高分子物質から細い糸状の繊維をつくること。綿,羊毛,麻などの短い繊維を平行に並べて撚り(より)をかけて糸を作ることは紡績という。紡糸法には,溶融紡糸melt spinning,湿式紡糸wet spinningおよび乾式紡糸dry spinningがある。ここでは湿式紡糸と乾式紡糸について述べるが,合成高分子に多用される溶融紡糸については,その項目を参照されたい。

 湿式紡糸の代表例はビスコースレーヨンである。ビスコースは紡糸口金から酸浴の中へ押し出されて,濃液状態だったものが糸状のセルロースに再生される。紡糸溶液がこのように液体の中へ押し出されるとき,湿式紡糸と呼ばれる。ビスコースの場合,セルロースキサントゲン酸ナトリウムの形で溶解していたものが,酸と反応してセルロースになる。また,紡糸後約100%延伸されて強度が増加される。ビスコースの紡糸速度は毎分60~80mと遅く,速い機械でも毎分140~150mである。ある種のモダクリル繊維も湿式紡糸で作られる。たとえばジメチルアセトアミドに溶かしたアクリロニトリル共重合体の約20%溶液は,140℃でグリセリン中へ押し出され,ボビンに巻き取られ,水洗後乾燥される。糸はグリセリン浴を通っている間引張りをかけられる。

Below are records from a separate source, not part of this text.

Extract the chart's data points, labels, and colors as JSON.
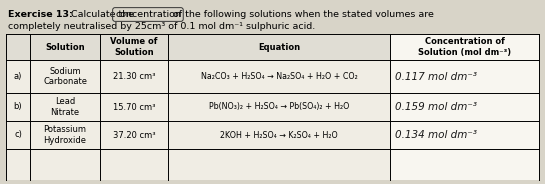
{
  "title_bold": "Exercise 13:",
  "title_calc": " Calculate the ",
  "title_circled": "concentration",
  "title_rest": " of the following solutions when the stated volumes are",
  "title_line2": "completely neutralised by 25cm³ of 0.1 mol dm⁻¹ sulphuric acid.",
  "col_headers_left": [
    "Solution",
    "Volume of\nSolution",
    "Equation"
  ],
  "col_header_right": "Concentration of\nSolution (mol dm⁻³)",
  "rows": [
    {
      "label": "a)",
      "solution": "Sodium\nCarbonate",
      "volume": "21.30 cm³",
      "equation": "Na₂CO₃ + H₂SO₄ → Na₂SO₄ + H₂O + CO₂",
      "concentration": "0.117 mol dm⁻³"
    },
    {
      "label": "b)",
      "solution": "Lead\nNitrate",
      "volume": "15.70 cm³",
      "equation": "Pb(NO₃)₂ + H₂SO₄ → Pb(SO₄)₂ + H₂O",
      "concentration": "0.159 mol dm⁻³"
    },
    {
      "label": "c)",
      "solution": "Potassium\nHydroxide",
      "volume": "37.20 cm³",
      "equation": "2KOH + H₂SO₄ → K₂SO₄ + H₂O",
      "concentration": "0.134 mol dm⁻³"
    }
  ],
  "bg_color": "#d8d4c8",
  "table_bg": "#f0ede4",
  "header_bg": "#e0ddd4",
  "conc_bg": "#f8f6f0",
  "font_size_title": 6.8,
  "font_size_table": 6.0,
  "font_size_conc": 7.5
}
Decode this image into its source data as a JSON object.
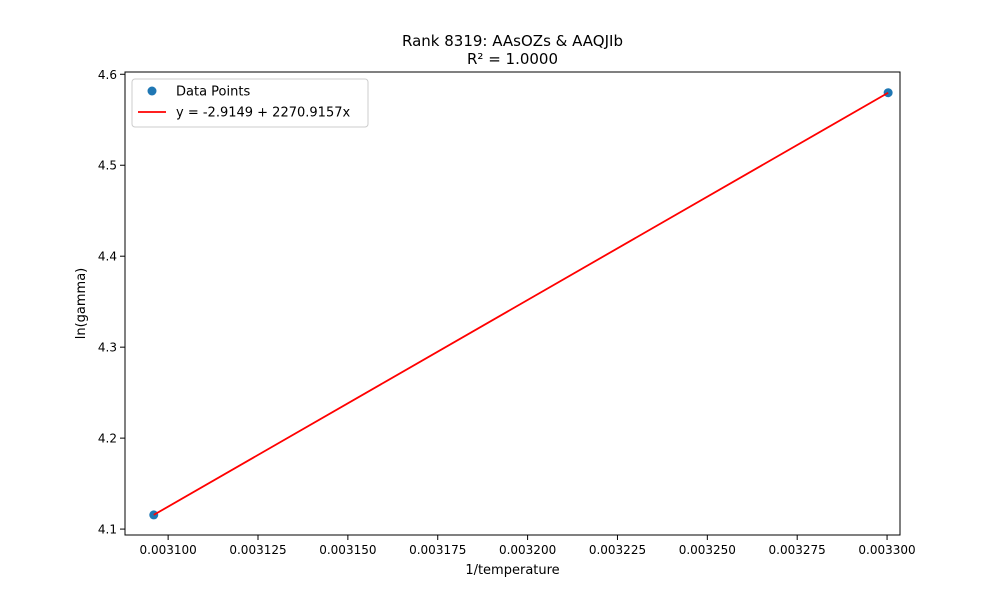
{
  "chart_data": {
    "type": "scatter",
    "title": "Rank 8319: AAsOZs & AAQJIb",
    "subtitle": "R² = 1.0000",
    "xlabel": "1/temperature",
    "ylabel": "ln(gamma)",
    "xlim": [
      0.003088,
      0.0033036
    ],
    "ylim": [
      4.0935,
      4.6025
    ],
    "xticks": [
      0.0031,
      0.003125,
      0.00315,
      0.003175,
      0.0032,
      0.003225,
      0.00325,
      0.003275,
      0.0033
    ],
    "xtick_labels": [
      "0.003100",
      "0.003125",
      "0.003150",
      "0.003175",
      "0.003200",
      "0.003225",
      "0.003250",
      "0.003275",
      "0.003300"
    ],
    "yticks": [
      4.1,
      4.2,
      4.3,
      4.4,
      4.5,
      4.6
    ],
    "ytick_labels": [
      "4.1",
      "4.2",
      "4.3",
      "4.4",
      "4.5",
      "4.6"
    ],
    "grid": false,
    "legend_position": "top-left",
    "series": [
      {
        "name": "Data Points",
        "kind": "scatter",
        "color": "#1f77b4",
        "x": [
          0.003096,
          0.0033003
        ],
        "y": [
          4.1156,
          4.5797
        ]
      },
      {
        "name": "y = -2.9149 + 2270.9157x",
        "kind": "line",
        "color": "#ff0000",
        "x": [
          0.003096,
          0.0033003
        ],
        "y": [
          4.1156,
          4.5797
        ]
      }
    ]
  }
}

 乾式紡糸はセルロースアセテートアセテート)繊維の製造に適用されている。アセテートは揮発しやすいアセトンに溶かして紡糸溶液(ドープ)が作られる。ドープは紡糸ジェットから紡糸箱へ押し出されるが,紡糸箱の中には熱い空気が流されており,これがアセトンを揮発させて,アセテートを固化させる。紡糸口金の孔径は直径0.03mmくらいであり,孔の数は目的とする繊維の太さによるわけで,150デニールの糸は2.5デニールのフィラメント60本からできている。200~400m/分の紡糸速度で作られ,巻き取るまでに少し延伸がかけられる。オーロンなどのアクリル繊維は乾式紡糸で作られる。アクリル繊維を10%以下の濃度でジメチルホルムアミドに溶かして紡糸溶液を作り,これをノズルから押し出す。できたばかりのフィラメントに熱い空気,窒素あるいは水蒸気を向流で吹き付けて溶媒を取り去り,フィラメントを固化する。フィラメントは100~250℃で空気中または水中で熱延伸される。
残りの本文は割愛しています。